The trend toward converged cryptographic infrastructure is aiding organizations by reducing the cost of data center space and energy consumption, as well as simplifying the process of maintaining and managing multiple devices.

The traditional cryptographic infrastructure, up until now, had typically been fragmented and isolated, with very little centralized management. Sourcing different devices from various vendors made it difficult to standardize on one platform. Maintenance, upgrades, and data processing required specific employee training for each device, as well as separate monitoring and management. In large organizations, these devices would often be physically placed in several locations all over the globe, requiring a great deal of travel for the organization’s employees. This fragmentation was incredibly costly to organizations who must pay to hold separate devices at multiple data centers.

Fortunately, the technology of the past has been replaced. Futurex has developed a line of data security solutions that operate together to produce a result far beyond the sum of its parts. These devices cover an organization’s entire cryptographic infrastructure, eliminating the hassle and cost of sourcing equipment from multiple vendors. Because Futurex’s Hardened Enterprise Security Platform is built using a base architecture model, any enhancements, upgrades, and features made to one Futurex device can be implemented across all the other components of the platform.

Futurex’s push toward continuous innovation allowed us to take the functionality of the Hardened Enterprise Security Platform one step further, promoting even more ease of use and convenience for organizations. That step resulted in CryptoCube, an all-in-one consolidation of the Hardened Enterprise Security Platform.

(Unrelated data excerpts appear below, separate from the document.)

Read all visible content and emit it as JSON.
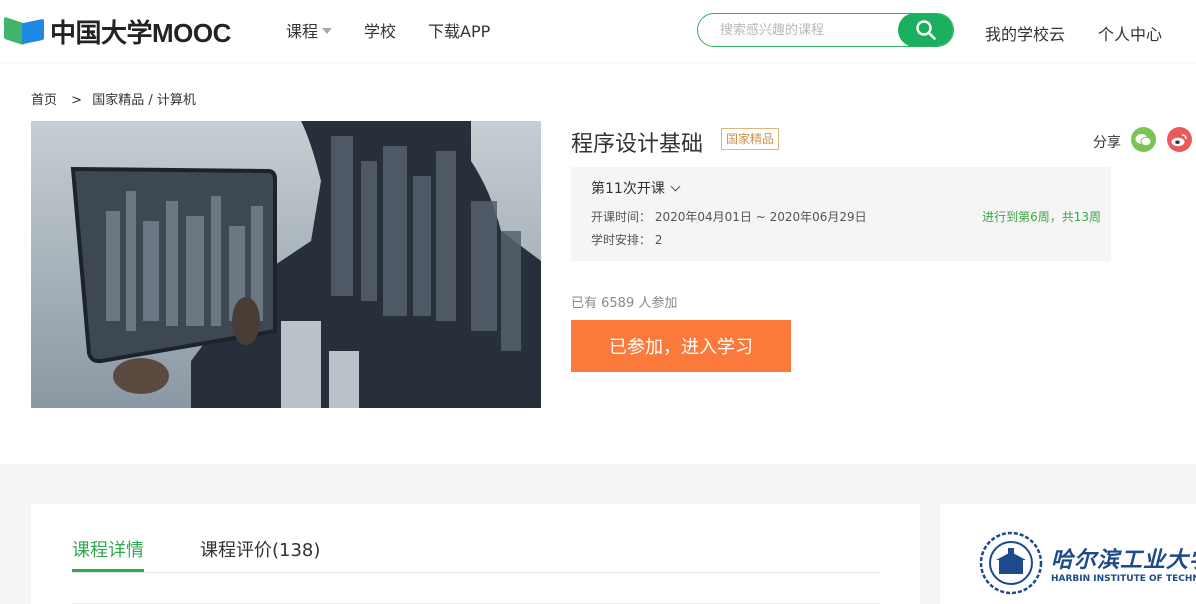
{
  "header": {
    "logo_text": "中国大学MOOC",
    "nav": [
      "课程",
      "学校",
      "下载APP"
    ],
    "search_placeholder": "搜索感兴趣的课程",
    "my_school_cloud": "我的学校云",
    "personal_center": "个人中心"
  },
  "breadcrumb": {
    "home": "首页",
    "separator": ">",
    "path": "国家精品 / 计算机"
  },
  "course": {
    "title": "程序设计基础",
    "tag": "国家精品",
    "share_label": "分享",
    "term_label": "第11次开课",
    "time_label": "开课时间：",
    "time_value": "2020年04月01日 ~ 2020年06月29日",
    "schedule_label": "学时安排：",
    "schedule_value": "2",
    "progress": "进行到第6周，共13周",
    "joined_text": "已有 6589 人参加",
    "enter_button": "已参加，进入学习"
  },
  "tabs": {
    "detail": "课程详情",
    "reviews": "课程评价(138)"
  },
  "school": {
    "name_cn": "哈尔滨工业大学",
    "name_en": "HARBIN INSTITUTE OF TECHNOLOGY"
  },
  "colors": {
    "brand_green": "#1aaf5d",
    "accent_orange": "#fb7a3b",
    "tag_gold": "#c99550",
    "progress_green": "#39a845"
  }
}
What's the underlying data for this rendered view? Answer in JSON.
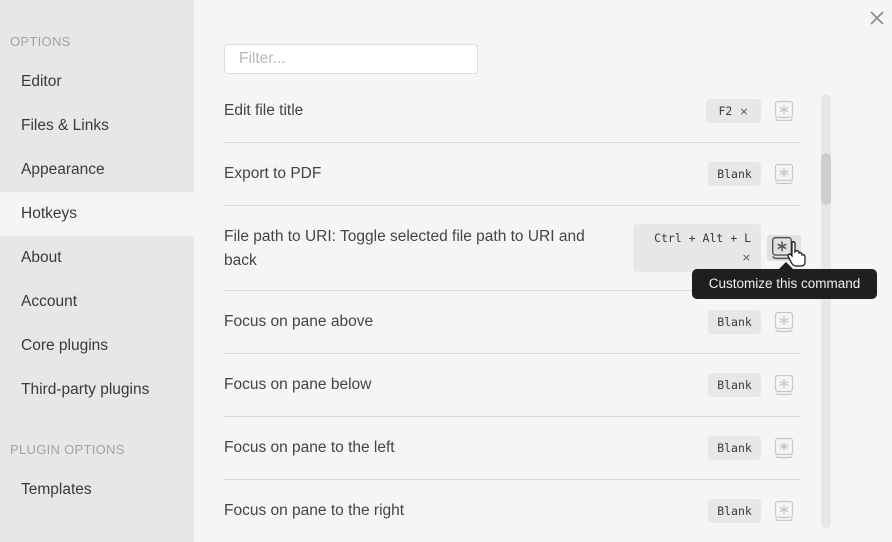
{
  "sidebar": {
    "sections": [
      {
        "title": "OPTIONS",
        "items": [
          {
            "label": "Editor",
            "active": false
          },
          {
            "label": "Files & Links",
            "active": false
          },
          {
            "label": "Appearance",
            "active": false
          },
          {
            "label": "Hotkeys",
            "active": true
          },
          {
            "label": "About",
            "active": false
          },
          {
            "label": "Account",
            "active": false
          },
          {
            "label": "Core plugins",
            "active": false
          },
          {
            "label": "Third-party plugins",
            "active": false
          }
        ]
      },
      {
        "title": "PLUGIN OPTIONS",
        "items": [
          {
            "label": "Templates",
            "active": false
          }
        ]
      }
    ]
  },
  "filter": {
    "placeholder": "Filter...",
    "value": ""
  },
  "close_icon": "close-icon",
  "hotkeys": [
    {
      "name": "Edit file title",
      "hotkey": "F2",
      "removable": true
    },
    {
      "name": "Export to PDF",
      "hotkey": "Blank",
      "removable": false
    },
    {
      "name": "File path to URI: Toggle selected file path to URI and back",
      "hotkey": "Ctrl + Alt + L",
      "removable": true
    },
    {
      "name": "Focus on pane above",
      "hotkey": "Blank",
      "removable": false
    },
    {
      "name": "Focus on pane below",
      "hotkey": "Blank",
      "removable": false
    },
    {
      "name": "Focus on pane to the left",
      "hotkey": "Blank",
      "removable": false
    },
    {
      "name": "Focus on pane to the right",
      "hotkey": "Blank",
      "removable": false
    }
  ],
  "remove_glyph": "×",
  "tooltip": {
    "text": "Customize this command"
  },
  "scrollbar": {
    "position_fraction": 0.14
  }
}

CryptoCube allows organizations to customize their own cryptographic infrastructure, compiling a unique collection of devices together while reducing their data center footprint.

CryptoCube decreases the cost of data center storage and energy consumption by placing all the devices in one compact, energy efficient unit. Having all the devices located together aids in device maintenance, with secure access and key management functionality available anywhere in the world through Futurex’s Securus FIPS 140-2 Level 3 validated tablet. Disaster recovery and backup of all your organization’s data can be easily added through the VirtuCrypt Hardened Enterprise Security Cloud service.

By creating devices that fulfill every aspect of cryptographic management and combining it with the functionality of CryptoCube and the VirtuCrypt cloud, organizations can rest easy knowing that Futurex has them completely covered, from key management to transaction processing to disaster recovery, and everything in between.